Abstract

Alzheimer dementia (AD) is a major cause of debility and economic strain in aging societies around the world. The only 2 medication classes approved specifically for the treatment of AD are the cholinesterase inhibitors (donepezil, rivastigmine, and galantamine) and memantine. Evidence that the use of memantine in a patient already on cholinesterase inhibitor therapy can provide a clinically significant benefit is limited. To review the evidence supporting the addition of memantine therapy in patients with moderate-to-severe AD who are already receiving treatment with a cholinesterase inhibitor. The objective was addressed through the development of a critically appraised topic which included a clinical scenario, structured question, search strategy, critical appraisal, results, evidence summary, commentary, and bottom line conclusions. Included were neurology consultants and residents, a medical librarian, clinical epidemiologists, and content experts in the field of behavioral neurology. One article was selected for review. Patients receiving memantine for 24 weeks experienced a statistically significant change from baseline on a modified 19-item AD Cooperative Study-Activities of Daily Living Inventory (P=0.03) and on the Severe Impairment Battery (P=0.001) when compared with placebo.

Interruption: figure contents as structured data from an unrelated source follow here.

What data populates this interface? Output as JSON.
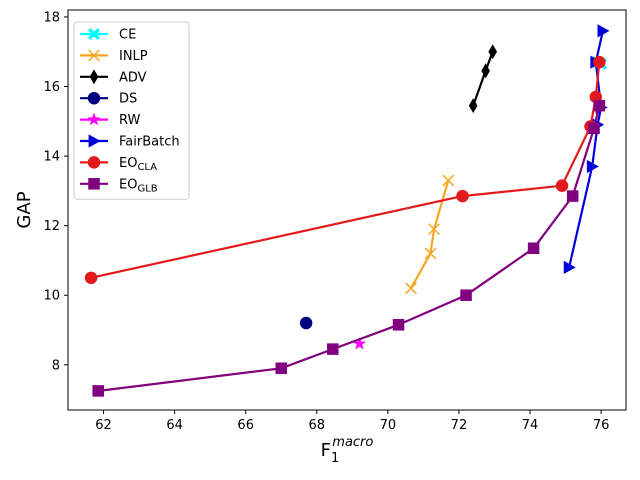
{
  "chart_data": {
    "type": "line",
    "title": "",
    "xlabel": "F",
    "xlabel_sub": "1",
    "xlabel_sup": "macro",
    "ylabel": "GAP",
    "xlim": [
      61.0,
      76.7
    ],
    "ylim": [
      6.7,
      18.2
    ],
    "xticks": [
      62,
      64,
      66,
      68,
      70,
      72,
      74,
      76
    ],
    "yticks": [
      8,
      10,
      12,
      14,
      16,
      18
    ],
    "legend_position": "upper-left",
    "series": [
      {
        "name": "CE",
        "name_main": "CE",
        "name_sub": "",
        "color": "#00ffff",
        "marker": "X",
        "points": [
          {
            "x": 75.9,
            "y": 16.7
          },
          {
            "x": 76.0,
            "y": 16.65
          }
        ]
      },
      {
        "name": "INLP",
        "name_main": "INLP",
        "name_sub": "",
        "color": "#f5a623",
        "marker": "x",
        "points": [
          {
            "x": 70.65,
            "y": 10.2
          },
          {
            "x": 71.2,
            "y": 11.2
          },
          {
            "x": 71.3,
            "y": 11.9
          },
          {
            "x": 71.7,
            "y": 13.3
          }
        ]
      },
      {
        "name": "ADV",
        "name_main": "ADV",
        "name_sub": "",
        "color": "#000000",
        "marker": "d",
        "points": [
          {
            "x": 72.4,
            "y": 15.45
          },
          {
            "x": 72.75,
            "y": 16.45
          },
          {
            "x": 72.95,
            "y": 17.0
          }
        ]
      },
      {
        "name": "DS",
        "name_main": "DS",
        "name_sub": "",
        "color": "#000080",
        "marker": "o",
        "points": [
          {
            "x": 67.7,
            "y": 9.2
          }
        ]
      },
      {
        "name": "RW",
        "name_main": "RW",
        "name_sub": "",
        "color": "#ff00ff",
        "marker": "*",
        "points": [
          {
            "x": 69.2,
            "y": 8.6
          }
        ]
      },
      {
        "name": "FairBatch",
        "name_main": "FairBatch",
        "name_sub": "",
        "color": "#0000dd",
        "marker": ">",
        "points": [
          {
            "x": 75.1,
            "y": 10.8
          },
          {
            "x": 75.75,
            "y": 13.7
          },
          {
            "x": 75.9,
            "y": 14.9
          },
          {
            "x": 76.0,
            "y": 15.4
          },
          {
            "x": 75.85,
            "y": 16.7
          },
          {
            "x": 76.05,
            "y": 17.6
          }
        ]
      },
      {
        "name": "EOCLA",
        "name_main": "EO",
        "name_sub": "CLA",
        "color": "#e31a1c",
        "marker": "o",
        "points": [
          {
            "x": 61.65,
            "y": 10.5
          },
          {
            "x": 72.1,
            "y": 12.85
          },
          {
            "x": 74.9,
            "y": 13.15
          },
          {
            "x": 75.7,
            "y": 14.85
          },
          {
            "x": 75.85,
            "y": 15.7
          },
          {
            "x": 75.95,
            "y": 16.7
          }
        ]
      },
      {
        "name": "EOGLB",
        "name_main": "EO",
        "name_sub": "GLB",
        "color": "#800080",
        "marker": "s",
        "points": [
          {
            "x": 61.85,
            "y": 7.25
          },
          {
            "x": 67.0,
            "y": 7.9
          },
          {
            "x": 68.45,
            "y": 8.45
          },
          {
            "x": 70.3,
            "y": 9.15
          },
          {
            "x": 72.2,
            "y": 10.0
          },
          {
            "x": 74.1,
            "y": 11.35
          },
          {
            "x": 75.2,
            "y": 12.85
          },
          {
            "x": 75.8,
            "y": 14.8
          },
          {
            "x": 75.95,
            "y": 15.45
          }
        ]
      }
    ]
  }
}
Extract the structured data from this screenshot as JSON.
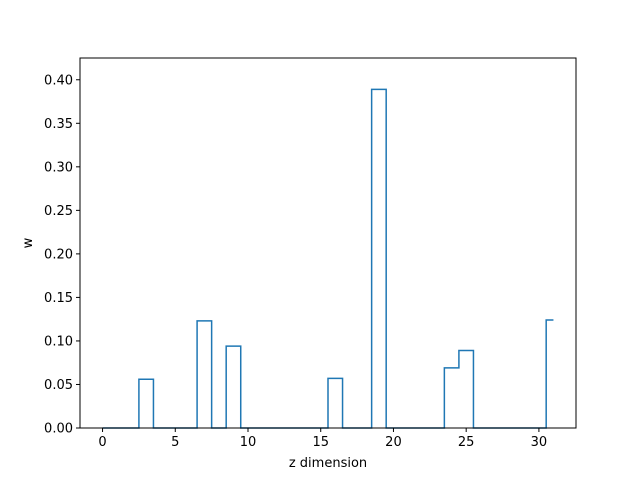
{
  "chart_data": {
    "type": "line",
    "drawstyle": "steps-mid",
    "xlabel": "z dimension",
    "ylabel": "w",
    "xlim": [
      -1.55,
      32.55
    ],
    "ylim": [
      0,
      0.425
    ],
    "xticks": [
      0,
      5,
      10,
      15,
      20,
      25,
      30
    ],
    "yticks": [
      0.0,
      0.05,
      0.1,
      0.15,
      0.2,
      0.25,
      0.3,
      0.35,
      0.4
    ],
    "ytick_labels": [
      "0.00",
      "0.05",
      "0.10",
      "0.15",
      "0.20",
      "0.25",
      "0.30",
      "0.35",
      "0.40"
    ],
    "grid": false,
    "series": [
      {
        "color": "#1f77b4",
        "x": [
          0,
          1,
          2,
          3,
          4,
          5,
          6,
          7,
          8,
          9,
          10,
          11,
          12,
          13,
          14,
          15,
          16,
          17,
          18,
          19,
          20,
          21,
          22,
          23,
          24,
          25,
          26,
          27,
          28,
          29,
          30,
          31
        ],
        "y": [
          0,
          0,
          0,
          0.056,
          0,
          0,
          0,
          0.123,
          0,
          0.094,
          0,
          0,
          0,
          0,
          0,
          0,
          0.057,
          0,
          0,
          0.389,
          0,
          0,
          0,
          0,
          0.069,
          0.089,
          0,
          0,
          0,
          0,
          0,
          0.124
        ]
      }
    ]
  }
}
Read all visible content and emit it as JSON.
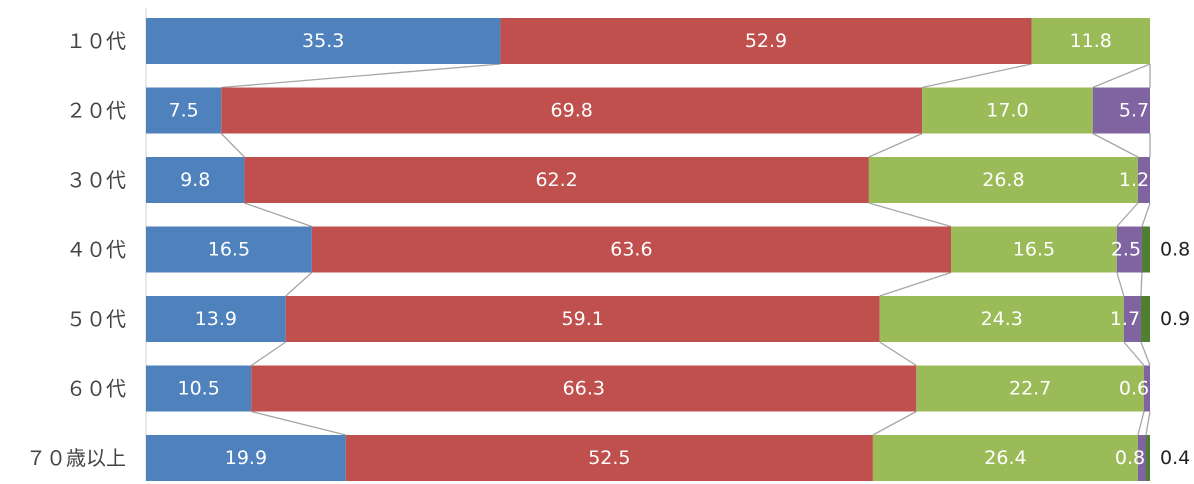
{
  "chart_data": {
    "type": "bar",
    "orientation": "horizontal",
    "stacked": "100%",
    "grid": false,
    "legend": "none",
    "xlim": [
      0,
      100
    ],
    "categories": [
      "１０代",
      "２０代",
      "３０代",
      "４０代",
      "５０代",
      "６０代",
      "７０歳以上"
    ],
    "series": [
      {
        "values": [
          35.3,
          7.5,
          9.8,
          16.5,
          13.9,
          10.5,
          19.9
        ],
        "labels": [
          "35.3",
          "7.5",
          "9.8",
          "16.5",
          "13.9",
          "10.5",
          "19.9"
        ],
        "color": "#4F81BD"
      },
      {
        "values": [
          52.9,
          69.8,
          62.2,
          63.6,
          59.1,
          66.3,
          52.5
        ],
        "labels": [
          "52.9",
          "69.8",
          "62.2",
          "63.6",
          "59.1",
          "66.3",
          "52.5"
        ],
        "color": "#C0504D"
      },
      {
        "values": [
          11.8,
          17.0,
          26.8,
          16.5,
          24.3,
          22.7,
          26.4
        ],
        "labels": [
          "11.8",
          "17.0",
          "26.8",
          "16.5",
          "24.3",
          "22.7",
          "26.4"
        ],
        "color": "#9BBB59"
      },
      {
        "values": [
          0,
          5.7,
          1.2,
          2.5,
          1.7,
          0.6,
          0.8
        ],
        "labels": [
          "",
          "5.7",
          "1.2",
          "2.5",
          "1.7",
          "0.6",
          "0.8"
        ],
        "color": "#8064A2"
      },
      {
        "values": [
          0,
          0,
          0,
          0.8,
          0.9,
          0,
          0.4
        ],
        "labels": [
          "",
          "",
          "",
          "0.8",
          "0.9",
          "",
          "0.4"
        ],
        "color": "#4F7F30"
      }
    ],
    "series_lines": true,
    "series_line_color": "#A6A6A6",
    "label_color_inside": "#ffffff",
    "label_color_outside": "#222222"
  }
}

The change in mean scores in the memantine group versus placebo on the 19-item AD Cooperative Study-Activities of Daily Living Inventory were -2.0 versus -3.4 and on the Severe Impairment Battery 0.9 versus -2.5 which indicate improved performance or reduced deterioration in the memantine group. The number needed to treat and the effect size could not be calculated from the data provided. The addition of memantine to donepezil in patients with moderate-to-severe AD provides a statistically significant improvement in several AD-oriented outcome measures, however, the clinical relevance of this benefit remains unclear.